HMRC have claimed that approximately 188,000 men and women have dipped into their pensions since April 2015, with an average withdrawal of £18,600. This means that near to £3.5 billion was transferred from pension pots and back into the economy.
How people are deciding to access their pension is changing too. Beforehand the most common approach to accessing retirement funds was, due to the fact it was the only viable option, annuities. These were purchased just by 13% of individuals. Drawdown schemes were started by 30%, and the most popular was the un-crystallised funds pension lump sum (UFPLS) – allowing the individual to take money from their pension savings directly, which 34% of people opted for.
The last statistic may be an indicator that many are hastily obtaining their pension pot without seeking out financial advice. The attraction of a simple withdrawal is apparent, however, there are downsides to consider. The UFPLS method enables you to take numerous lump sums, and 25% of each is tax free.

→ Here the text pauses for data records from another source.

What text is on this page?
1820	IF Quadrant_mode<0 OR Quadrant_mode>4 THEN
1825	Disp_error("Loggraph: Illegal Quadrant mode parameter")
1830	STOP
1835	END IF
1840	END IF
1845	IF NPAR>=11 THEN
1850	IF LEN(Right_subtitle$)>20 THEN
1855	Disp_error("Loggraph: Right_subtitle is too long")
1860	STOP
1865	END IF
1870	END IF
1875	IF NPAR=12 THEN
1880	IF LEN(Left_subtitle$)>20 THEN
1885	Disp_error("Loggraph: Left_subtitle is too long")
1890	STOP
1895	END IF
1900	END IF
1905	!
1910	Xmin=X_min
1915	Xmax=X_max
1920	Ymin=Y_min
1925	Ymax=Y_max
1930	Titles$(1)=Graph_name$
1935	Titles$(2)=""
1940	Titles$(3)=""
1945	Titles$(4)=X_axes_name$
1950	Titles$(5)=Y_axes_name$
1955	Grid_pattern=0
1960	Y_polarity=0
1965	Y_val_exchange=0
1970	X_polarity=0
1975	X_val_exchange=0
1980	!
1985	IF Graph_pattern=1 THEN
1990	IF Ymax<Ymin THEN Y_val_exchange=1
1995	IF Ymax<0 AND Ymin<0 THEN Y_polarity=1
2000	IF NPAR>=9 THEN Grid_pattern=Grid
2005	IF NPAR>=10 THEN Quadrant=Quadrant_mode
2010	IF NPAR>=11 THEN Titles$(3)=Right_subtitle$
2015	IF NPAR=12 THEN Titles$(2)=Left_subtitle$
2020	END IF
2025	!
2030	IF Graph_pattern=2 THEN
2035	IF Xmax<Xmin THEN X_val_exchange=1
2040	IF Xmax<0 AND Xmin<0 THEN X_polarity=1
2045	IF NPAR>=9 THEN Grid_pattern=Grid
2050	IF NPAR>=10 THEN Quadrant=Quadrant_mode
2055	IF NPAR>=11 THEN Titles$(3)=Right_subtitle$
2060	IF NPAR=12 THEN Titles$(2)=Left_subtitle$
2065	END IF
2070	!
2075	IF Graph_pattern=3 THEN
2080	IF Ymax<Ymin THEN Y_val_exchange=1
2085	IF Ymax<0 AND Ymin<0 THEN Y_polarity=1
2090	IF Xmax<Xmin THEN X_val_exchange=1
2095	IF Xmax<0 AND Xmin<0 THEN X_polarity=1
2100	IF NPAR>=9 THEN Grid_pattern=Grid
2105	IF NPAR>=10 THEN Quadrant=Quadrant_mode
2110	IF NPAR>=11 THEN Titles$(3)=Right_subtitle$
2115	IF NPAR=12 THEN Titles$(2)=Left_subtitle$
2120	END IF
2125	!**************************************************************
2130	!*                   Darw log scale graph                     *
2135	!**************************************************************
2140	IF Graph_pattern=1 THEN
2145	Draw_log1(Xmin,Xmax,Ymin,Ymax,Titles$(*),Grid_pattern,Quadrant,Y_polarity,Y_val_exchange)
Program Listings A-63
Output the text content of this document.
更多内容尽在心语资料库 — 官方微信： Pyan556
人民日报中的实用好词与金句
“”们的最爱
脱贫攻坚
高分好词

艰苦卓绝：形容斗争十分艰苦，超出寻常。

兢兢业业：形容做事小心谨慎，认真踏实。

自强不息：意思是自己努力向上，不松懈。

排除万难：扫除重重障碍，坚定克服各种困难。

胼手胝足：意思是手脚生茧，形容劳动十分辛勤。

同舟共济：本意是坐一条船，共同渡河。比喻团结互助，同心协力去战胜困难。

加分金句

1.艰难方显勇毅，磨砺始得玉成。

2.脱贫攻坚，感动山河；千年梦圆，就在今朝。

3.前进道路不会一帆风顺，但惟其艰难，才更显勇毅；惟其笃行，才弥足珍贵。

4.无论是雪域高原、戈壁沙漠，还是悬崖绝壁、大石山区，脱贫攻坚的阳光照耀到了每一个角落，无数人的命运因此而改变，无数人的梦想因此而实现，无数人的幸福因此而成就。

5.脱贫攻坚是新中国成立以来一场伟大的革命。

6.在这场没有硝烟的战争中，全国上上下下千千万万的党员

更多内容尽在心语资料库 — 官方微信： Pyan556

However, when you are withdrawing from an existing pension, it may not be arranged correctly to offer an income. A drawdown scheme meanwhile is ideal for generating regular income, and therefore more than likely to be a better alternative to continue for the long term. Both UFPLS and drawdown face the potential of stock market volatility. An annuity doesn’t have much in the way of flexibility, but does guarantee an income for life.
Whilst annuities fell in popularity shortly after the pension freedoms came into effect, they are now making a bit of a comeback. With 21,200 annuities sold in comparison to 19,700 drawdown schemes in 2015, the figures suggest annuities have overtaken drawdowns in level of popularity.
1 in 5 people that have taken money from their pension in 2015 said that it was in some way to pay off debts. Whilst debt management is definitely advisable, using your retirement funds will often be regretted later on in life.
Whether you’ve accessed your pension from the new freedom for this or not, now’s the best time to get some advice regarding your next pension move. Any decision should be made after receiving financial advice, even if the decision is to do nothing.